I continue to harp on this because it continues to show up: Shin-Soo Choo has been a complete liability against left-handed pitching. There is no denying that he has had an impressive season, but the problem is glaring, and he added another 0-for in this one. He got hit to lead off the eighth with the score tied, and an aggressive piece of baserunning got him into scoring position, but it was for naught. After his injury last season, the continued punishment he has taken from left-handers could very well be affecting his confidence to stand in and swing the bat like he does against right-handers.
It is frightening to think just how bad this pitching staff would be if not for Zach McAllister. Unfortunately, he put together a start that was more in line with most of the rest of the rotation. He continued to throw strikes as he has, but plenty of traffic and a pair of hanging sliders really hurt him in the three-run fourth. Maybe the biggest concern about him is his penchant for allowing stolen bases (opponents were 9-for-9 against him coming into this game), and one in the fifth led the tying run to score on a sacrifice fly. By no means was this a disastrous start, but more is expected of him now.

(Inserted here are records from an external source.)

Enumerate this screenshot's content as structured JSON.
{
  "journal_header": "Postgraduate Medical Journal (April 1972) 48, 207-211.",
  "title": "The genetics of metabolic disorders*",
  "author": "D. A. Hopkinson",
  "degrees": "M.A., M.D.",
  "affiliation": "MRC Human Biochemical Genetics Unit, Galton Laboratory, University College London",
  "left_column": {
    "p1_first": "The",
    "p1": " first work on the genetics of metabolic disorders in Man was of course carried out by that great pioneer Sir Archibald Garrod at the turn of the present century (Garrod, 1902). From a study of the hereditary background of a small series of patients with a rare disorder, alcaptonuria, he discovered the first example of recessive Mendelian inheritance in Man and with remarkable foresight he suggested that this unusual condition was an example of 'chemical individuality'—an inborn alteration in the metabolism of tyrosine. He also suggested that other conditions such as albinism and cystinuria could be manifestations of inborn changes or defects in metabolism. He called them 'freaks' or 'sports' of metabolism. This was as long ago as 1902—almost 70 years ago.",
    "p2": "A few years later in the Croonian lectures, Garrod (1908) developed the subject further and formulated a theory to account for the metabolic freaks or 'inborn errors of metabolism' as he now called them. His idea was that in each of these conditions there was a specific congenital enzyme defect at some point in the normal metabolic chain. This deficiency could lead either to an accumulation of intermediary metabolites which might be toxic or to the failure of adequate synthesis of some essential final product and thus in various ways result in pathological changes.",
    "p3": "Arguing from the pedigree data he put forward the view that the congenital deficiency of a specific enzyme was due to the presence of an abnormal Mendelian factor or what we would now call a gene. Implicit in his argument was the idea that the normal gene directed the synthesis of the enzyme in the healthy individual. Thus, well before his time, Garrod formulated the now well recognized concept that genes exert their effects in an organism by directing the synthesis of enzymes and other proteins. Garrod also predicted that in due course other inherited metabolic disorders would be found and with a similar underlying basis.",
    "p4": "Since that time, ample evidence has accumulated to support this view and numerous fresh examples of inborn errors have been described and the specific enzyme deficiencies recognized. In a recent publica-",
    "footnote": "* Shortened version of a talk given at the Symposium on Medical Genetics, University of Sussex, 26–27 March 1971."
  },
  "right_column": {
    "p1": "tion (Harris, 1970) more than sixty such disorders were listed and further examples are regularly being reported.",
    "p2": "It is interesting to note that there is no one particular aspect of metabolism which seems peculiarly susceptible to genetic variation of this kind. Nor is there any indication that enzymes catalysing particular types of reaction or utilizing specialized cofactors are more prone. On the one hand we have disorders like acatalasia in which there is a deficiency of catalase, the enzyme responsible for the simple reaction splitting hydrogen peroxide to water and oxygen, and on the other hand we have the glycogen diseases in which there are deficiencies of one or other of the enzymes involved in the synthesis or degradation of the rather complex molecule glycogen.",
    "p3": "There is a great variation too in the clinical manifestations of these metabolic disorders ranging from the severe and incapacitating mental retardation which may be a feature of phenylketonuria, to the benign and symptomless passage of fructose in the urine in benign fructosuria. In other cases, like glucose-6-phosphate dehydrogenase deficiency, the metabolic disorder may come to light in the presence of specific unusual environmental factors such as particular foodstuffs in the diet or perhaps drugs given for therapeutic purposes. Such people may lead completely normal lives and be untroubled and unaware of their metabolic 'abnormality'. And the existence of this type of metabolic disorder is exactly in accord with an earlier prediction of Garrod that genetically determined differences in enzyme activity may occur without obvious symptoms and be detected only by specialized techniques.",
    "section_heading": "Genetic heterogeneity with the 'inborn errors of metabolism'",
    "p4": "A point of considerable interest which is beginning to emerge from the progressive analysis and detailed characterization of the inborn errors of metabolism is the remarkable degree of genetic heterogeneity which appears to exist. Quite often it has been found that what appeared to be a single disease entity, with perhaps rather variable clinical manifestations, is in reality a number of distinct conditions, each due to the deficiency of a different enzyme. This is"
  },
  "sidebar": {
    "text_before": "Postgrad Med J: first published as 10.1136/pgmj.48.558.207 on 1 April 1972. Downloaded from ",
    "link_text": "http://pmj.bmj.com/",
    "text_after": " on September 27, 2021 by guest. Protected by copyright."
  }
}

Joe Smith was brought on to get one out in the seventh inning, and did. He stayed on for the eighth, Vinnie Pestano's designated inning, and two reached against him without an out. He was charged with the two runs that would eventually score.
Vinnie Pestano was brought into Smith's fire, and not able to escape unscathed this time. The runs weren't his, but this was the second consecutive appearance in which he uncharacteristically struggled. He has probably earned the benefit of the doubt because of his dominant season, but he would be the first to criticize himself.
After Duncan's grand slam in the fourth, the Indians produced exactly one hit. Besides Choo's free and painful base, it was their only baserunner the rest of the way. The beat goes on for a puzzling (and puzzled) offense.
In typical fashion, Joe West ruined any kind of rhythm to the game with his floating strike zone. As someone who has never been in favor of replay, umpires this season have fully convinced me to support the concept. Maybe robots, too.
Yesterday afternoon, word came down that Josh Tomlin would seek a second opinion about his sore elbow. The first opinion was never made known, but based on this development, it must have been concerning and likely involved some kind of surgery.
Next up: Two more against the Athletics, followed by a trek north to round out the true west coast road trip in Seattle.